O livro, portanto, é uma fonte
preciosa de informações acerca dos sérios problemas que a humanidade enfrentará
caso o processo de aquecimento global prossiga nos níveis atuais, como também
revela que pouco tem sido feito até agora para contê-lo: “os cientistas
passaram décadas apresentando dados inequívocos, demonstrando para quem
quisesse ver exatamente como será a crise no planeta se nada for feito, e
depois presenciaram, ano após ano, nada ser feito.” (fls. 192) O autor chega a
referir que os acordos do clima de Paris têm “metas bastante modestas” (p. 133)
e mesmo assim diz o seguinte sobre o assunto:
“Somente em 2016 os célebres
acordos climáticos de Paris – que conclamam todas as nações do mundo a cumprir
a meta de aquecimento de 2°C – foram adotados, e a resposta já é desanimadora.

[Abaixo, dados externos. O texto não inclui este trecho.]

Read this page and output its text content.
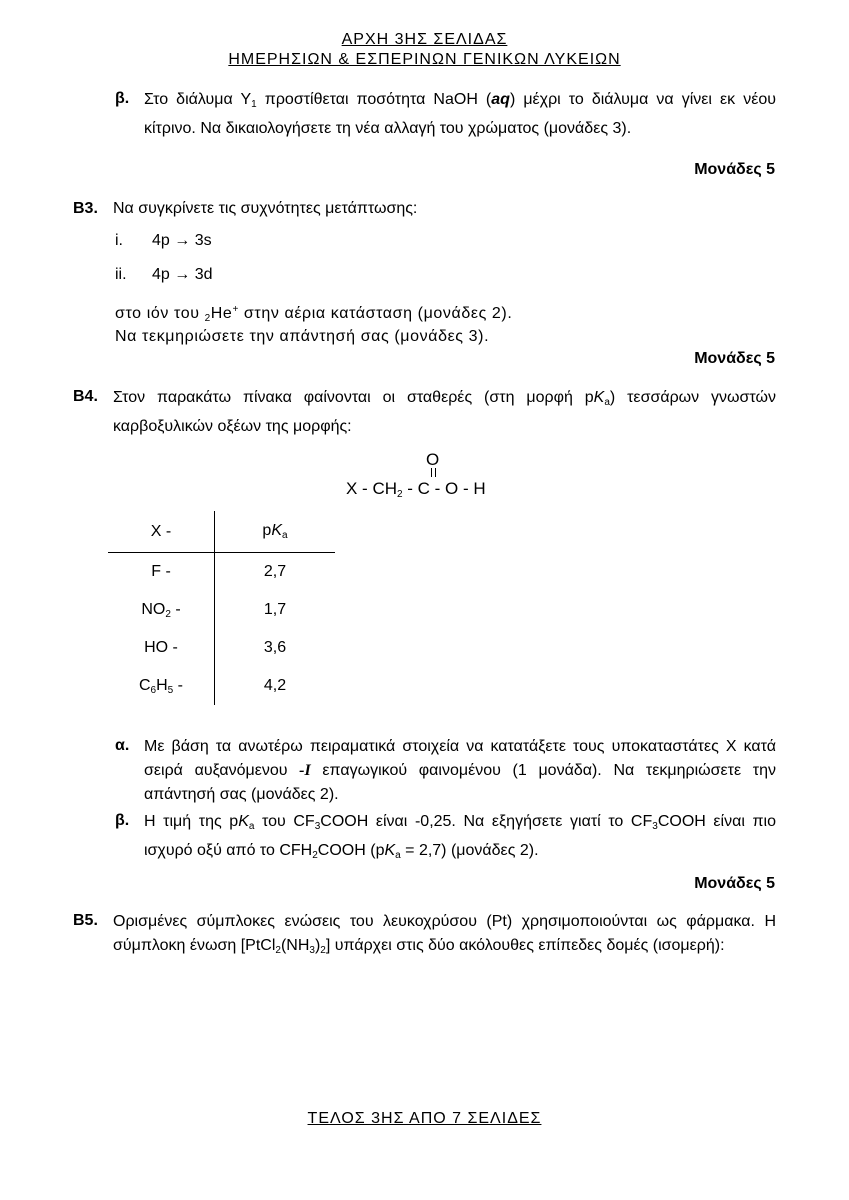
ΑΡΧΗ 3ΗΣ ΣΕΛΙΔΑΣ
ΗΜΕΡΗΣΙΩΝ & ΕΣΠΕΡΙΝΩΝ ΓΕΝΙΚΩΝ ΛΥΚΕΙΩΝ
β. Στο διάλυμα $\Upsilon_1$ προστίθεται ποσότητα NaOH (aq) μέχρι το διάλυμα να γίνει εκ νέου κίτρινο. Να δικαιολογήσετε τη νέα αλλαγή του χρώματος (μονάδες 3).
Μονάδες 5
Β3. Να συγκρίνετε τις συχνότητες μετάπτωσης:
i. 4p → 3s
ii. 4p → 3d
στο ιόν του $_2$He+ στην αέρια κατάσταση (μονάδες 2).
Να τεκμηριώσετε την απάντησή σας (μονάδες 3).
Μονάδες 5
Β4. Στον παρακάτω πίνακα φαίνονται οι σταθερές (στη μορφή $pK_a$) τεσσάρων γνωστών καρβοξυλικών οξέων της μορφής:
O
X - $CH_2$ - C - O - H
X -	$pK_a$
F -	2,7
$NO_2$ -	1,7
HO -	3,6
$C_6H_5$ -	4,2
α. Με βάση τα ανωτέρω πειραματικά στοιχεία να κατατάξετε τους υποκαταστάτες Χ κατά σειρά αυξανόμενου -I επαγωγικού φαινομένου (1 μονάδα). Να τεκμηριώσετε την απάντησή σας (μονάδες 2).
β. Η τιμή της $pK_a$ του $CF_3COOH$ είναι -0,25. Να εξηγήσετε γιατί το $CF_3COOH$ είναι πιο ισχυρό οξύ από το $CFH_2COOH$ $(pK_a = 2,7)$ (μονάδες 2).
Μονάδες 5
Β5. Ορισμένες σύμπλοκες ενώσεις του λευκοχρύσου (Pt) χρησιμοποιούνται ως φάρμακα. Η σύμπλοκη ένωση $[PtCl_2(NH_3)_2]$ υπάρχει στις δύο ακόλουθες επίπεδες δομές (ισομερή):
ΤΕΛΟΣ 3ΗΣ ΑΠΟ 7 ΣΕΛΙΔΕΣ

Em 2017, a emissões de carbono cresceram 1,4%, segundo a Agência de Energia
Internacional, após um ambíguo par de anos que para os otimistas seria um novo
ponto de equilíbrio, ou pico; na verdade, era uma nova escalada. Mesmo antes do
novo pico, não havia uma única nação industrial importante em vias de cumprir
os compromissos feitos no tratado de Paris. Claro, esses compromissos apenas
nos reduzem a 3,2°C; para manter o planeta abaixo dos 2°C de aquecimento, todas
as nações signatárias precisam se comprometer mais. No momento, há 195
signatários, dos quais apenas Marrocos, Gâmbia, Butão, Costa Rica, Etiópia,
Índia e Filipinas são considerados 'dentro da faixa' das metas fixadas em
Paris.”
Em Novembro de 2019 os Estados Unidos notificaram a ONU acerca da sua
intenção de deixar o Acordo de Paris sobre mudanças climáticas firmado em 2015.
Esse é o primeiro passo formal para a saída dos EUA do Acordo de Paris, o que
pode se consumar em 2020. A saída da maior potência capitalista do Acordo de
Paris, responsável por praticamente um quarto do PIB global, seria um duríssimo
golpe no Acordo de Paris.
O livro de Wallace-Wells não deixa
dúvida quanto ao fato de que nem o conhecimento científico sobre as causas e consequências
do aquecimento global e nem a tecnologia de energia limpa já disponível são
suficientes para a adoção das medidas necessárias à eliminação das emissões de
carbono e, portanto, para a contenção do aquecimento global.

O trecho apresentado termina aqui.